Выбрала ли я его? Получается, что да, но… не так, как он думает. Я выбрала его, чтобы помочь ему и измениться своей порочной душе. Поддается ли это разъяснению?
Положив свою руку на шею, почесывая её, я пробую вызволить на волю затихший в душе глас.
— Джексон, так нужно, — надтреснутым голосом пытаюсь сказать я. — Вселенная сделала выбор за нас, как и несколько лет тому назад. История повторяется, видимо, не суждено нам…
С сумасшедшими глазами, волнением, сопровождающимся то заграждением им своих уст ладонью, то лихорадочным прилизыванием волос назад, он вспыхивает:
— Оставь эти высказывания! Что за лиризм фраз?! — возмущается он, горя ужасом от сказанного мною. Злобный огонь, огонь непонимания блестит в его глазах. — Вселенная делает выбор, а мы решаем, принять его или не принимать!.. Какое идиотство! — Каждый его бесшабашный отголосок острит боль в груди. — Я-то… Я-то думал, что у нас… — Он задыхается от негодования. — Настоящие отношения. Но всё время, что ты была со мною, ты думала о нём, и как только он появился, ты помчалась к нему!
Что? Да как он может так утверждать?
Его жестокая мысль так сильно вонзается в меня, что я прерываю его ревностные подъемы на середине фразы и просительно натужно мямлю, мотая головой:
— Нет, Джексон… Ты… Ты не знаешь… Ты не можешь так думать… — Это всё, что я могу вырвать из той горестной исповеди, что держу в голове.
На волне разрывов пламени в нас слышится музыкальная композиция «Talking To The Moon» Bruno Mars, исходящая, словно из поднебесья, заставляя скорбной поэзии чувств вкрапливаться в самое сердце.
Затуманенным слезами взглядом, выражающим неистовый трепет в груди, я смотрю на него и не нахожу других слов.
— Чертовски глупо! — вскрикивает он с разочарованием. — Я проявлял к тебе нелепые сантименты, вовсе не нужные…
— Не говори так, — плачуще говорю я не своим голосом.
Приняв во внимание, как слезы брызнули с моих глаз, его пыл ослабевает.

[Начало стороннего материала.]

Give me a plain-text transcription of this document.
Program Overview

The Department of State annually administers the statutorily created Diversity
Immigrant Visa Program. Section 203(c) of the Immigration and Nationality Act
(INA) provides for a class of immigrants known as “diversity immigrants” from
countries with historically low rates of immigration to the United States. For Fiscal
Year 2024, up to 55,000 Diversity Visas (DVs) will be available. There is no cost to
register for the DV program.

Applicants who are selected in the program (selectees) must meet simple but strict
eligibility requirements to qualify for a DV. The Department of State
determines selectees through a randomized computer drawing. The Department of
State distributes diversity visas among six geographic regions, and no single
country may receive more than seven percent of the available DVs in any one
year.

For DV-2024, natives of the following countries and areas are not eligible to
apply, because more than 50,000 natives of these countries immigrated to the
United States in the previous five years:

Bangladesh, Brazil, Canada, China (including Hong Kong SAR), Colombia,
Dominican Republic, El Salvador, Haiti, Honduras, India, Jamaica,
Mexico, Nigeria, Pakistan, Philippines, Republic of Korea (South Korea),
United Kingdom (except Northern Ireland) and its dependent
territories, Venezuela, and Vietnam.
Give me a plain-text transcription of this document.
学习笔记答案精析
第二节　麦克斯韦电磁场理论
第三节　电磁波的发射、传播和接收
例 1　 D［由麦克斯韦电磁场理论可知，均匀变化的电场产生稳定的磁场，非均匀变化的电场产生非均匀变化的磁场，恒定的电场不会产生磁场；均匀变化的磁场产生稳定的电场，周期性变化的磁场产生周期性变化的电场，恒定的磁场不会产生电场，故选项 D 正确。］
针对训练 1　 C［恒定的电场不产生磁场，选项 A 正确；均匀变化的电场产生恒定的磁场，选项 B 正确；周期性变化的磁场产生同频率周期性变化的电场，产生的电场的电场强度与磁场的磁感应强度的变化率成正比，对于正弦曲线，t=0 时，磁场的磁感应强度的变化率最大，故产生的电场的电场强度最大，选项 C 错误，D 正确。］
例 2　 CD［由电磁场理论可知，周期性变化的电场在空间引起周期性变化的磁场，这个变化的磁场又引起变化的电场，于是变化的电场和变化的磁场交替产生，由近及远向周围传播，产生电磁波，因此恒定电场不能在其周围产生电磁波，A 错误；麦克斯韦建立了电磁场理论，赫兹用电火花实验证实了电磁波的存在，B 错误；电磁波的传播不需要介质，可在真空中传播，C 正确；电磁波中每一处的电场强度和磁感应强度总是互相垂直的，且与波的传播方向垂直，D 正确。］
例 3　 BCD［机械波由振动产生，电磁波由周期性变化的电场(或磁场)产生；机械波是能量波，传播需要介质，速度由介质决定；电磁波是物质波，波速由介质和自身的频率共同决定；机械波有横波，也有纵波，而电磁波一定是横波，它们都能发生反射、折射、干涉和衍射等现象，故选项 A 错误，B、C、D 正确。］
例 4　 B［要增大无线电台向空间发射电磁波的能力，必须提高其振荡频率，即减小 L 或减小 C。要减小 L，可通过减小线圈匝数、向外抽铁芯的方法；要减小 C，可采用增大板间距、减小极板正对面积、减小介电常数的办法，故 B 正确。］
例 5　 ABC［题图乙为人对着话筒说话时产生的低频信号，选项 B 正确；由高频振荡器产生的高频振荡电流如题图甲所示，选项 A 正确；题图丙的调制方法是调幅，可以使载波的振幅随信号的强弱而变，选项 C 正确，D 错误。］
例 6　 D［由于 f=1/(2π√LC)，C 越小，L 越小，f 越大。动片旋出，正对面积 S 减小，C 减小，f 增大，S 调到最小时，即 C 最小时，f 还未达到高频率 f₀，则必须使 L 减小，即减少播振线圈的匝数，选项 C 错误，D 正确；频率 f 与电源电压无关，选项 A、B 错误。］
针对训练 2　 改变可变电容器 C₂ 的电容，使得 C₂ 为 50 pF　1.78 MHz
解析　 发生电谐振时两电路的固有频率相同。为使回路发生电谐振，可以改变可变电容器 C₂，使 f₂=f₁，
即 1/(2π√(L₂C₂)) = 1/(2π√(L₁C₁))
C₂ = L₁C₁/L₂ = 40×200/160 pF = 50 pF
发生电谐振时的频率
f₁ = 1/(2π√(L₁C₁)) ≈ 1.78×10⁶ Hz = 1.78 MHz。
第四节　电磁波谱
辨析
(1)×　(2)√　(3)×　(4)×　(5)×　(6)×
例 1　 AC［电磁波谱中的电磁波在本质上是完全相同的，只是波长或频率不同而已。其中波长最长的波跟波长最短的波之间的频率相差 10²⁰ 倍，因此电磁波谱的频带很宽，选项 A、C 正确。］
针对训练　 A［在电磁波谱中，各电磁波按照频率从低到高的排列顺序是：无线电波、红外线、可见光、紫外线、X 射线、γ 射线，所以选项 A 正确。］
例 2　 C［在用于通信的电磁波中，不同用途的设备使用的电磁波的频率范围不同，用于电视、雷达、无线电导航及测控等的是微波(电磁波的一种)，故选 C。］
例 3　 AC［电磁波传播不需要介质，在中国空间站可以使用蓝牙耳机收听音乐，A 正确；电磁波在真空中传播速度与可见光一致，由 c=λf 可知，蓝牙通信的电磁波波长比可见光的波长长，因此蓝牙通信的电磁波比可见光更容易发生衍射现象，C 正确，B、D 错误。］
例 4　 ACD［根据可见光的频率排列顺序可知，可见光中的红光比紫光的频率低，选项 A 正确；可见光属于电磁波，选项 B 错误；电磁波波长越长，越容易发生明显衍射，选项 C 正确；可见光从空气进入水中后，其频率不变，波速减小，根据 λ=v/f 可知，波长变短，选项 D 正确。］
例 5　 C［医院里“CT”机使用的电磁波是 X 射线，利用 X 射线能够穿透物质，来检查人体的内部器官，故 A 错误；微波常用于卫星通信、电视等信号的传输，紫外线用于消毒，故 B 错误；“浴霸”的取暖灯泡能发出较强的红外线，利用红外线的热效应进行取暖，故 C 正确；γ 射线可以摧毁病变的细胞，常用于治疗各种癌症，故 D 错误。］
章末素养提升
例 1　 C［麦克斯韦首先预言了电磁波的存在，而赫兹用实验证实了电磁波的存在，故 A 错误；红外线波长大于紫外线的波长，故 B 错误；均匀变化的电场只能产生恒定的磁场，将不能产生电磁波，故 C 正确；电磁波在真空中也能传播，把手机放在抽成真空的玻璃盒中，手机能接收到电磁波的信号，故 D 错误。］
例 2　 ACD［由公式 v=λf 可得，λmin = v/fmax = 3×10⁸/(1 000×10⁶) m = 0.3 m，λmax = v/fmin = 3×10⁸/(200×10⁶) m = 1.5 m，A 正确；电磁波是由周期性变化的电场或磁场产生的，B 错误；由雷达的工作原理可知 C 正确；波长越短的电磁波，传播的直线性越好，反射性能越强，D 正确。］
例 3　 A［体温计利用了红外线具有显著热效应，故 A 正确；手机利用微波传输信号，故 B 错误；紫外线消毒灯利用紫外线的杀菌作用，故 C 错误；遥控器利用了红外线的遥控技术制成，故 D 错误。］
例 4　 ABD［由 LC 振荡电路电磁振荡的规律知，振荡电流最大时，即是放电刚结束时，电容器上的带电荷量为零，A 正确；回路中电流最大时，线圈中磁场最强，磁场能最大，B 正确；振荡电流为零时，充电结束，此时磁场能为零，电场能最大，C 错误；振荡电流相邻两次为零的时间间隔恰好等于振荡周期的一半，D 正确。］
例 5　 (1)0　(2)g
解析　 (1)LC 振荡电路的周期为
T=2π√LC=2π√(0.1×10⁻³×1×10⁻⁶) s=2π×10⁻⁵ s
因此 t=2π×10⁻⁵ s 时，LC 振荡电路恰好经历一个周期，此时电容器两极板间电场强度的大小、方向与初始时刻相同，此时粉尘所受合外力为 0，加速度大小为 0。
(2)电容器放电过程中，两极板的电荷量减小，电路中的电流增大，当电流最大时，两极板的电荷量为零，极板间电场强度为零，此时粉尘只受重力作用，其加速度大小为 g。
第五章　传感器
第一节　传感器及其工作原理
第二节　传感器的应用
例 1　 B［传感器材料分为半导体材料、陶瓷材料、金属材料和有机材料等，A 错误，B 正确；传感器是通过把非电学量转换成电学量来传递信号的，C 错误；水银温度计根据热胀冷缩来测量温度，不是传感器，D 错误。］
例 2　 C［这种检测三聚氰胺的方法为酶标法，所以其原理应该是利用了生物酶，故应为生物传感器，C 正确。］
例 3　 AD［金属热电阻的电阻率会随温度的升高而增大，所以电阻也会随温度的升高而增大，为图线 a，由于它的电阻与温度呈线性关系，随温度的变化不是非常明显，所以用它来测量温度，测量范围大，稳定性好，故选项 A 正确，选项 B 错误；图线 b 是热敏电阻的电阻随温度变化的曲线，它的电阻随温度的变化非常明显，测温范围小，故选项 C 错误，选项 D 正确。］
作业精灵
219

— А как мне говорить ещё, любимая? — с нежной интонацией заговаривает он, смотря на меня «живыми» глазами, будто оголенной душой, что нагоняет на меня физическое изнеможение и твердое желание отдаться самозабвению, лишь бы освободить его и себя от жестокого страдания. — Как? Ты пренебрегла моим желанием, сама приняв решение о расставании. Ты думала о том, что этим причинишь мне нестерпимую боль? Я что, живая мишень, в которую спроста стреляют? — Гнев оказывается сильнее его. — Почему нельзя было это сделать раньше? Почему ты не сказала мне, что останешься в конце концов с ним? Зачем ты врала мне? — Смелость и громкость выражений, выходящие из него, пронизаны затопляющим его душевным выстрелом.
Слова эхом отдаются в груди, требуя опровержения.
Я не врала ему, я не хотела оставаться с Даниэлем, я всегда хотела быть только с ним.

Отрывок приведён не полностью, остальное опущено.